Recombinant homologues of human proteins have the potential to induce an immunogenic response when used therapeutically. Each of the three interferon (IFN) beta therapies currently approved for multiple sclerosis can induce the development of neutralising antibodies, the full effects of which on IFN beta therapy remain unclear. To investigate the immunogenicity of the currently licensed formulation of subcutaneous IFN beta-1a, 22 or 44 μg three times weekly (Rebif ®), two new formulations of IFN beta-1a (Rebif ® New Formulation [RNF]1 and RNF2) have been developed. In this study, the immunogenicity of the current formulation was investigated against RNF1, RNF2 and an IFN beta standard using ex vivo T-cells. Dendritic cells, isolated from peripheral blood monocytes donated by 26 healthy volunteers, were matured in vitro and incubated with the test antigens for 6 h.
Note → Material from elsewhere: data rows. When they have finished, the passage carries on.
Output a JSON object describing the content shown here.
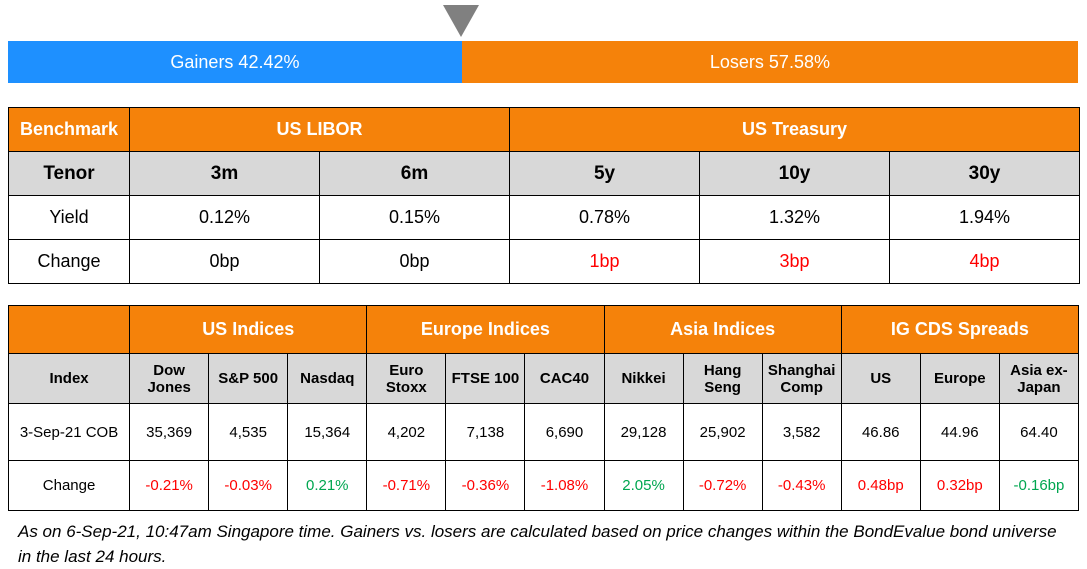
{
  "breadth": {
    "gainers_label": "Gainers 42.42%",
    "losers_label": "Losers 57.58%",
    "gainers_pct": 42.42,
    "losers_pct": 57.58,
    "gainers_color": "#1E90FF",
    "losers_color": "#F5820A",
    "pointer_color": "#808080"
  },
  "rates": {
    "benchmark_label": "Benchmark",
    "group_libor": "US LIBOR",
    "group_treasury": "US Treasury",
    "tenor_label": "Tenor",
    "tenors": [
      "3m",
      "6m",
      "5y",
      "10y",
      "30y"
    ],
    "yield_label": "Yield",
    "yields": [
      "0.12%",
      "0.15%",
      "0.78%",
      "1.32%",
      "1.94%"
    ],
    "change_label": "Change",
    "changes": [
      "0bp",
      "0bp",
      "1bp",
      "3bp",
      "4bp"
    ]
  },
  "indices": {
    "groups": [
      "US Indices",
      "Europe Indices",
      "Asia Indices",
      "IG CDS Spreads"
    ],
    "index_label": "Index",
    "columns": [
      [
        "Dow",
        "Jones"
      ],
      [
        "S&P 500"
      ],
      [
        "Nasdaq"
      ],
      [
        "Euro",
        "Stoxx"
      ],
      [
        "FTSE 100"
      ],
      [
        "CAC40"
      ],
      [
        "Nikkei"
      ],
      [
        "Hang",
        "Seng"
      ],
      [
        "Shanghai",
        "Comp"
      ],
      [
        "US"
      ],
      [
        "Europe"
      ],
      [
        "Asia ex-",
        "Japan"
      ]
    ],
    "date_label": "3-Sep-21 COB",
    "values": [
      "35,369",
      "4,535",
      "15,364",
      "4,202",
      "7,138",
      "6,690",
      "29,128",
      "25,902",
      "3,582",
      "46.86",
      "44.96",
      "64.40"
    ],
    "change_label": "Change",
    "changes": [
      "-0.21%",
      "-0.03%",
      "0.21%",
      "-0.71%",
      "-0.36%",
      "-1.08%",
      "2.05%",
      "-0.72%",
      "-0.43%",
      "0.48bp",
      "0.32bp",
      "-0.16bp"
    ]
  },
  "footnote": "As on 6-Sep-21, 10:47am Singapore time. Gainers vs. losers are calculated based on price changes within the BondEvalue bond universe in the last 24 hours.",
  "colors": {
    "header_bg": "#F5820A",
    "subheader_bg": "#D8D8D8",
    "negative": "#FF0000",
    "positive": "#00A650"
  }
}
Autologous CD4 + T-cells from the same donors were added and further incubated before cytokine release was assessed by ELISpot assay and proliferation by [ 3H]thymidine pulse. Secretion of T-cell-derived interleukin-2 was 79%, 66% and 105% in incubations with RNF1, RNF2 and the current formulation, respectively (normalised to secretion with the IFN standard; p < 0.05, RNF2 versus the current formulation). Secretion of IFN gamma was highly variable between donors, with no significant difference observed between formulations. Normalised values for T-cell proliferation were 56%, 44% and 88% with RNF1, RNF2 and the current formulation, respectively ( p < 0.05, RNF2 versus the current formulation). The immunogenic potential of RNF2 is significantly lower than that of the current formulation when tested ex vivo. This result is now being confirmed through ongoing clinical trials.